16. Similarly, In an earlier case of Satya Narain v. Dhuja Ram and Ors. : 3SCR20 , this Court held as follows : -
If there is any halt or arrest in progress of the case, the object of the Act will be completely frustrated. We are, therefore, clearly of opinion that the 1st part of Section 81(3) with which we are mainly concerned in this appeal is a peremptory provision and total non-compliance with the same will entail dismissal of the election petition under Section 86 of the Act.

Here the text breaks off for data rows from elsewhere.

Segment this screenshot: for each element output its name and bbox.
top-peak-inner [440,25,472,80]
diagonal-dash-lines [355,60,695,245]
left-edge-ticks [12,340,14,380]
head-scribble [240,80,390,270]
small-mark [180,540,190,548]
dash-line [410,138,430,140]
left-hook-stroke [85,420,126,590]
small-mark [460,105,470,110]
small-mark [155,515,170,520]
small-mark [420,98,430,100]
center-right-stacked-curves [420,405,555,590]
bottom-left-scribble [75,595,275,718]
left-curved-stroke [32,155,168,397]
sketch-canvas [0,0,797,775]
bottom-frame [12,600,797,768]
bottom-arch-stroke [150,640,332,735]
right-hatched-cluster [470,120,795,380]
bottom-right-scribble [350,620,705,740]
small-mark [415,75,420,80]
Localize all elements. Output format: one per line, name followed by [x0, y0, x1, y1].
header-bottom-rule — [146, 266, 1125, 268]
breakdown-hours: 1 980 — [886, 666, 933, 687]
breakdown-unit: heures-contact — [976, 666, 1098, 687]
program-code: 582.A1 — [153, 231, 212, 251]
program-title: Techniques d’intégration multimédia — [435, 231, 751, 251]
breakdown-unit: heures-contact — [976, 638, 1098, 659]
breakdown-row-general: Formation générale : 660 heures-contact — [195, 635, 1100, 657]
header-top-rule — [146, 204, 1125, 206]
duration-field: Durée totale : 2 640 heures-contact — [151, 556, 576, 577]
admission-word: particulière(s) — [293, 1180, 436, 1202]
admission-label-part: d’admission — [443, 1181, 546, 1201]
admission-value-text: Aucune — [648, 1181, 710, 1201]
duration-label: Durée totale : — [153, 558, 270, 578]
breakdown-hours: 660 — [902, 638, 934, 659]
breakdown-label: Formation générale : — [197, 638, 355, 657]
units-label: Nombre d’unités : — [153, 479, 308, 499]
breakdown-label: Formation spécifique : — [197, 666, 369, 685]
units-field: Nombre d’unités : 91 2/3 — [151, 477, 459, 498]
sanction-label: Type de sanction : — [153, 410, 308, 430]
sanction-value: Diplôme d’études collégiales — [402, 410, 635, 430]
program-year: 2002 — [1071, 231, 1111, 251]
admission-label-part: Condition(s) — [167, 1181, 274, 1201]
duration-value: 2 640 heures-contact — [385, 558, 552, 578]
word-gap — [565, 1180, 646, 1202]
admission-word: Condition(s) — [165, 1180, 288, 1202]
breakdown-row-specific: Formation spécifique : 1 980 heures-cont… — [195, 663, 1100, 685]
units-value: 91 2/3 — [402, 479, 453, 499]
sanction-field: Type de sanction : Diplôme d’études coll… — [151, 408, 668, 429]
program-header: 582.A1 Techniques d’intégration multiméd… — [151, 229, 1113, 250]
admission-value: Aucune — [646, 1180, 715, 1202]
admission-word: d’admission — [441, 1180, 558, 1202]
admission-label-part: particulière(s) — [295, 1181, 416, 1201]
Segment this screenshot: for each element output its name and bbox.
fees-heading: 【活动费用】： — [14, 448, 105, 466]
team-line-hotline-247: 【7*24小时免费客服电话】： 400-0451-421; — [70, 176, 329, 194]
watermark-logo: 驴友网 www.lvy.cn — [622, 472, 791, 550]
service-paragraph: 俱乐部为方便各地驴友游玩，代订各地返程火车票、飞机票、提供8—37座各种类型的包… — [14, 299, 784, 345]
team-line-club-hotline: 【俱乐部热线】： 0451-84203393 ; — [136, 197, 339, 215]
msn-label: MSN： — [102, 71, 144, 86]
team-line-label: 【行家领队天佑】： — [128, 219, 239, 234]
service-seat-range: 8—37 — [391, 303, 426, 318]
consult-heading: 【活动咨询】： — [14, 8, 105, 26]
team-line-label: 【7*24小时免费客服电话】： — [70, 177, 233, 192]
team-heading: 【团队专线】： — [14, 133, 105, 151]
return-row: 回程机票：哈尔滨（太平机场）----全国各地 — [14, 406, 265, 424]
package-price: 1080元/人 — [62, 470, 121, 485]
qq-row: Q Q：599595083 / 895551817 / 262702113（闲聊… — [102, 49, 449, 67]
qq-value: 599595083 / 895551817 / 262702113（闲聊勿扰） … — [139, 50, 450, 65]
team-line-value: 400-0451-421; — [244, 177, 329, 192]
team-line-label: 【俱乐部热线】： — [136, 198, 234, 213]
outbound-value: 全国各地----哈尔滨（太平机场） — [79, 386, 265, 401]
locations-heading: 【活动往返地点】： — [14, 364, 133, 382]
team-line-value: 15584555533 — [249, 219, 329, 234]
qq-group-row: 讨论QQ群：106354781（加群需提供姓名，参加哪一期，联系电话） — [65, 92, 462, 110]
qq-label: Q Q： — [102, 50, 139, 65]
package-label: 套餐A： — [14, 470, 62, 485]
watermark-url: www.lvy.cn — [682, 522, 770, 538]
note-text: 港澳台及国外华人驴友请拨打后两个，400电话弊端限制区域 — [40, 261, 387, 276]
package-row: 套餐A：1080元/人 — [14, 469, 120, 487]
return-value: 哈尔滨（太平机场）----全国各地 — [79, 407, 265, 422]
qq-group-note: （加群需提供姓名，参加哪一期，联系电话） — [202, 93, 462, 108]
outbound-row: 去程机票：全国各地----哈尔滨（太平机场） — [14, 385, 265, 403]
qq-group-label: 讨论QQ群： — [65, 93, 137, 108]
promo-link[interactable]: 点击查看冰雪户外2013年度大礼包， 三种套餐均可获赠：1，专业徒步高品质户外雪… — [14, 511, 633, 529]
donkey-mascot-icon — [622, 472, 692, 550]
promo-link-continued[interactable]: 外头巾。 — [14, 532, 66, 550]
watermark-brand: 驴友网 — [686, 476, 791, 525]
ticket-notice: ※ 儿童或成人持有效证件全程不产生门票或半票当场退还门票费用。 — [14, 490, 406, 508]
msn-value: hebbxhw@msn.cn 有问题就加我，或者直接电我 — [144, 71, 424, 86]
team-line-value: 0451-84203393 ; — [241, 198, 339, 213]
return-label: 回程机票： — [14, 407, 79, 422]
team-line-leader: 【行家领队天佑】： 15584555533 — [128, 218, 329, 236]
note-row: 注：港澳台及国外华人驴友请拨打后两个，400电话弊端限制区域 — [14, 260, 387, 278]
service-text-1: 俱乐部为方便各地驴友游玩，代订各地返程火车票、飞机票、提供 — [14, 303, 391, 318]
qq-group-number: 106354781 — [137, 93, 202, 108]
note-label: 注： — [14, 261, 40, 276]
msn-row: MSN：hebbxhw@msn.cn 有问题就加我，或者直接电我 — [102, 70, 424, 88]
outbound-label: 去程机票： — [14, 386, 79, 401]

17. This view has been consistently taken all through in all the decided cases of this Court so far. Reliance was, however, placed by the counsel for the respondents on the following observations of Dwivedi, J., in Satya Narain's case:
Our decision restores that primacy of procedure over justice. It make Section 86(1) a tyrannical master. The rigidity of the rule of precedent ties me to its chains. My only hope now is that Parliament would make a just choice between the social interest in the supply of copies by the election petitioner along with his election petition and the social interest in the purity of election by excluding Section 81(3) from the purview of Section 86(1) of the Act.
18. The aforesaid observations express a pious wish but do not at all detract from what has been decided in this case and with which the learned Judge also agreed. Despite these observations, the Parliament in its wisdom has not made any attempt to interfere with the preemptive and mandatory provisions of Section 81(3) resulting in the consequence of dismissal of the petition under Section 86 of the Act.
19. For the reasons given above, we allow the appeals, set aside the judgment of the High Court and dismiss the election petitions in limine under Section 86 of the Act. In the circumstances, there will be no order as to costs.